OmniVLM-968M
Property | Value |
---|---|
Model Size | 968M parameters |
Type | Vision-Language Model |
Author | NexaAIDev |
Latest Version | v3 (December 2024) |
Repository | Hugging Face |
What is OmniVLM-968M?
OmniVLM-968M is a groundbreaking sub-billion parameter vision-language model specifically designed for efficient edge device deployment. Built upon LLaVA's architecture, it introduces revolutionary token compression technology that reduces image tokens from 729 to 81, significantly improving computational efficiency while maintaining high performance.
Implementation Details
The model architecture combines three key components: Qwen2.5-0.5B-Instruct as the base language model, SigLIP-400M as the vision encoder operating at 384 resolution, and a custom MLP projection layer that enables the 9x token reduction.

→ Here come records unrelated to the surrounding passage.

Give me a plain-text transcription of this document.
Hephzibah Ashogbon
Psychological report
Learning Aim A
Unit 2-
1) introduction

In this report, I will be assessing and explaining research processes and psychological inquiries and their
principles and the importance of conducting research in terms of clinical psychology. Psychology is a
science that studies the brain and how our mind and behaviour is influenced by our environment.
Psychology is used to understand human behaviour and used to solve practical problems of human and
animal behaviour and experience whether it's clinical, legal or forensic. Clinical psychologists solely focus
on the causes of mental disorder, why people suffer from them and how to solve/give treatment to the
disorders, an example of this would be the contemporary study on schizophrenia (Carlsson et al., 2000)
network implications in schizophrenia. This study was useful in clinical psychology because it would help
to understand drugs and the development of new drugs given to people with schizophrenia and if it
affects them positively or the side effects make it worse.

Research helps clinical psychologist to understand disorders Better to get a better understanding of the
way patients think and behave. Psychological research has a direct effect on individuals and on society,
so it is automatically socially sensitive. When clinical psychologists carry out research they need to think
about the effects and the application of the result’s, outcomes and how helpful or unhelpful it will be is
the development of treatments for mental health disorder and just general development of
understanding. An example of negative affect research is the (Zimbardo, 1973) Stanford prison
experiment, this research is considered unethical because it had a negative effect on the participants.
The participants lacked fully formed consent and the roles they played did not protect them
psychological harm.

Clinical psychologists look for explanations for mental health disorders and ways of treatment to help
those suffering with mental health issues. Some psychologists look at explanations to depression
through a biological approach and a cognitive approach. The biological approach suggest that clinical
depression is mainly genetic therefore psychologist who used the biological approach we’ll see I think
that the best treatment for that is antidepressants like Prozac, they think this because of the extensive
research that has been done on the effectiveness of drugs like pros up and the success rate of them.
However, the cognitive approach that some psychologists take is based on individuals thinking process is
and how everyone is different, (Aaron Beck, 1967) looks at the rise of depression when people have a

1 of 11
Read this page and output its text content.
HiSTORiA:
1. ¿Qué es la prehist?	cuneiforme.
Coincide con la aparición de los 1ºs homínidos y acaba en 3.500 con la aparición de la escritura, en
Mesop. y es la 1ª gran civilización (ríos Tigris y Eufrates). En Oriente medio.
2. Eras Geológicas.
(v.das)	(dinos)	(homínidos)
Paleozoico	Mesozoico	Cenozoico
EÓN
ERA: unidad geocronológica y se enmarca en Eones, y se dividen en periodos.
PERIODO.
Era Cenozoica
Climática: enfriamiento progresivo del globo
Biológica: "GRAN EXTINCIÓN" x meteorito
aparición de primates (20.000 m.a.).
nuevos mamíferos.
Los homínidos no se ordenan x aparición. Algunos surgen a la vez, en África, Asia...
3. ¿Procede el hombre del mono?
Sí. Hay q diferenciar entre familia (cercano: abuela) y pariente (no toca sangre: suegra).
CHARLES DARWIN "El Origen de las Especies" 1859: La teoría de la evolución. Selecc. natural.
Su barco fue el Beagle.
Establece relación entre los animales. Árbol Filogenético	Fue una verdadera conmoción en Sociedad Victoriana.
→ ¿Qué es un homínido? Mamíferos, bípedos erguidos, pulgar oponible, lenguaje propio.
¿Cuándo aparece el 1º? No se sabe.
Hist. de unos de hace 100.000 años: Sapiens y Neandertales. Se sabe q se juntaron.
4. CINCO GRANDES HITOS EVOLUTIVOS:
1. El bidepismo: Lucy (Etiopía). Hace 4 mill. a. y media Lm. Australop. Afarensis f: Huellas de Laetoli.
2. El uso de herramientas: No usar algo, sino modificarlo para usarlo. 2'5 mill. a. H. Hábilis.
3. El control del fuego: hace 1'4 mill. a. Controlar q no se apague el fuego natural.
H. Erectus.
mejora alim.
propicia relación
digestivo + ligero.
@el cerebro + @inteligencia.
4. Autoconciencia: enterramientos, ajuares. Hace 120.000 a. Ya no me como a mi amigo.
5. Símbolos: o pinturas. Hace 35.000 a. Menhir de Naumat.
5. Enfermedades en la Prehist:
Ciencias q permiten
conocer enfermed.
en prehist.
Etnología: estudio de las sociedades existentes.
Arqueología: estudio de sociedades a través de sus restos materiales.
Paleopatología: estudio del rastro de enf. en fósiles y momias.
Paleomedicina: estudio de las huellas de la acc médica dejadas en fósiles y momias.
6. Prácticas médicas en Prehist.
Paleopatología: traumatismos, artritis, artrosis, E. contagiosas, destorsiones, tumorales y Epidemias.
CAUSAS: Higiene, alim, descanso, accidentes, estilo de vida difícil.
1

The model undergoes a three-stage training pipeline including pretraining, supervised fine-tuning, and Direct Preference Optimization (DPO).
- 9x Token Reduction Technology
- DPO-enhanced accuracy and reduced hallucinations
- Efficient on-device processing (< 2s for 1046×1568 images)
- Minimal resource requirements (988 MB RAM, 948 MB Storage)
Core Capabilities
- Visual Question Answering
- Image Captioning
- Complex Image Understanding
- Art Description Generation
- Accurate Color and Detail Detection
Frequently Asked Questions
Q: What makes this model unique?
OmniVLM-968M stands out for its revolutionary token compression technology that enables efficient edge device deployment while maintaining competitive performance against larger models. It outperforms previous small-scale VLMs across multiple benchmarks including ScienceQA, POPE, and MM-VET.
Q: What are the recommended use cases?
The model is ideal for on-device applications requiring visual question answering and image captioning. Its efficient architecture makes it particularly suitable for edge devices where computational resources are limited but real-time performance is needed.